Há hoje no Brasil dois países em colisão: num deles, ser transexual é maravilhoso; no outro, uma maldição. E quanto mais um progride, mais o outro se radicaliza. Uma série de manchetes nos jornais mostra que 2017 foi um ano de um espetacular boom de avanços e marcos culturais para esse coletivo. Uma decisão da Quarta Turma do Superior Tribunal de Justiça permitiu que um transexual modifique o nome e o gênero registrados no RG sem precisar realizar cirurgia de redesignação sexual. A novela das nove, um motor educativo e cultural do país, teve um transexual como protagonista e mostrou, para milhões de espectadores, a transição do corpo de mulher para o de homem. O fenômeno pop do ano foi Pabllo Vittar, a drag queen com mais seguidores no Instagram em todo o mundo. A noite e as ruas se encheram de pessoas de todas as idades que o imitam. Pela primeira vez, há transexuais jogando na Superliga Brasileira de Voleibol e representando escolas de samba no Carnaval do Rio. A plataforma Transempregos, que oferece postos de trabalho ao coletivo, tinha 12 empresas em 2014; hoje, são 46. “Quando trazemos uma artista drag internacional, ela vem convencida de que está num oásis”, explica Leonardo Polo, que organiza as festas de drag queens mais disputadas de São Paulo. E suspira: “Então temos que explicar a realidade.”
E a realidade é que, desde 2015, o Brasil é o país que mais mata transexuais no mundo.

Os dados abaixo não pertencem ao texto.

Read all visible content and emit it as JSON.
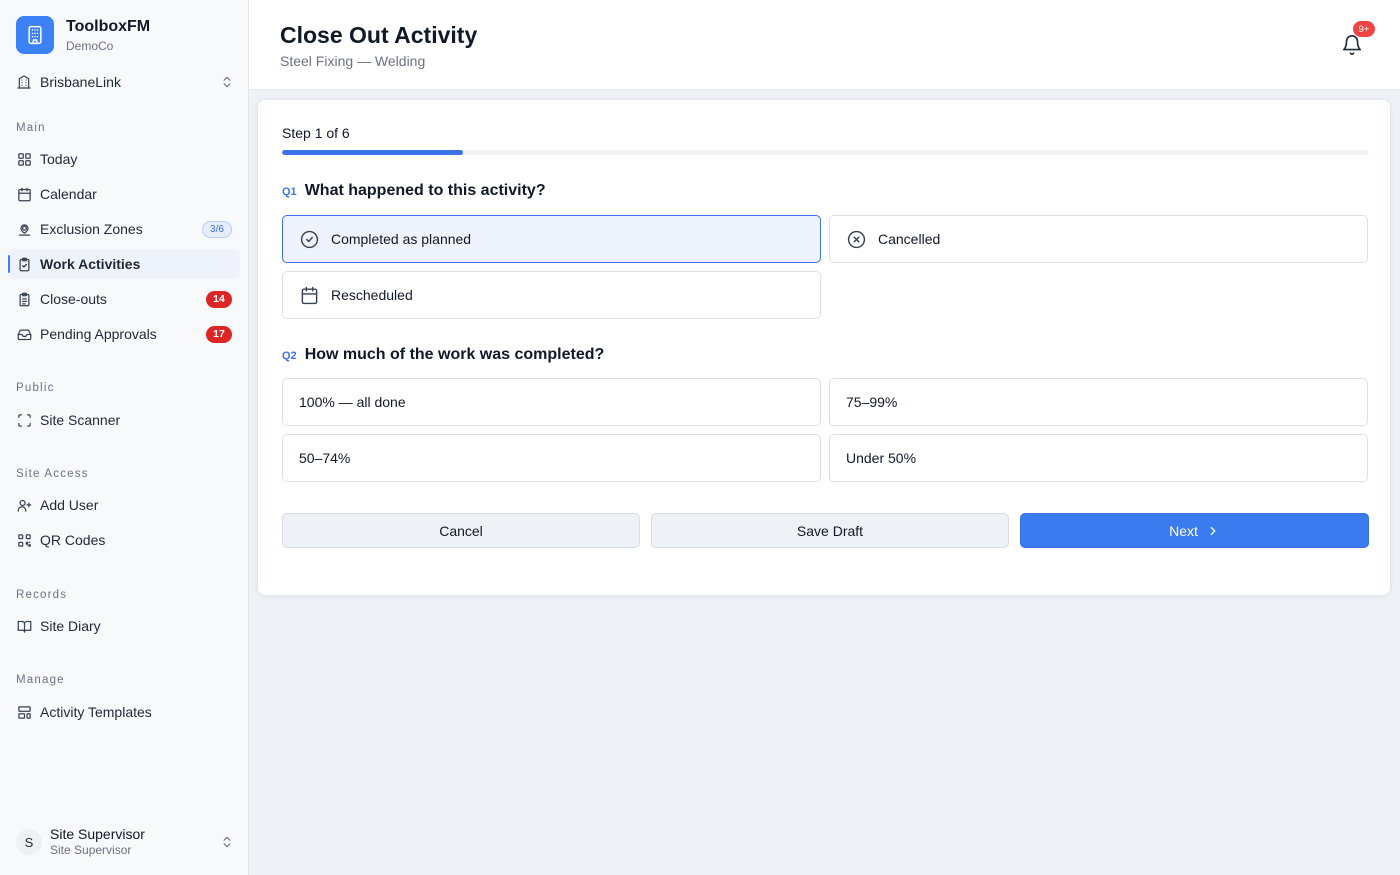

Embora essa triste honra se deva, em parte, ao enorme tamanho de seu território e sua população, o fato alarmante é que cada vez se mata mais. Segundo o Grupo Gay da Bahia, em 2016 foram assassinados, 144, 22% mais que em 2015 mas menos que em 2017: até agora, foram 183 homicídios. Um recorde histórico. E para os que vivem, a discriminação é tão selvagem que, segundo a Ordem dos Advogados do Brasil (OAB), 82% deles largam os estudos – o que os afeta pelo resto da vida. “A sucessão de exclusões – na família, na escola e no mercado de trabalho – acaba fazendo com que as opções sejam reduzidas à prostituição, ao tráfico de drogas ou ao trabalho em casas noturnas”, lamenta Silvia Cavallere, vice-presidenta da União Nacional LGBT. Em geral, a expectativa de vida de um transexual brasileiro é de 35 anos, metade da de um cis-hétero.
Dannyele Cavalcante, de 27 anos.
Em outro país, seria preciso viajar para ver polos tão opostos. Mas no Brasil, contraditório por natureza, não é preciso nem sair de um mesmo CEP. Numa rua do centro de São Paulo, por exemplo, está Dannyele Cavalcante, de 27 anos, loira e com seus óculos enormes. Foi embora da Paraíba natal porque lá não davam emprego a uma transexual. Ajudada pela Prefeitura, ela agora trabalha no Museu de Arte de São Paulo (MASP), uma das instituições mais prestigiosas da América Latina. Quando perguntamos sobre seu futuro, faz algo até agora proibido para alguém assim neste país: planos. “Quando meu contrato vencer aqui, quero ser trabalhadora social, ajudar meu coletivo”, sorri.
A algumas ruas dali está Anita, de idade e origem parecidas. Ela, no entanto, acabou se prostituindo. “O que é que você pode fazer quando deixa sua casa, está em São Paulo e tem que pagar contas?”, se defende. Anita não foi a primeira transexual obrigada a se prostituir com a qual este jornal entrou em contato. Andie não compareceu à entrevista com o repórter e o fotógrafo porque, um dia antes, um cliente lhe deu uma surra que a levou ao hospital. Questionada sobre o futuro, Anita diz que deseja sair da rua. Então encolhe os ombros e esboça um risinho resignado. “Mas vamos ver. Tudo está difícil, e sou trans.”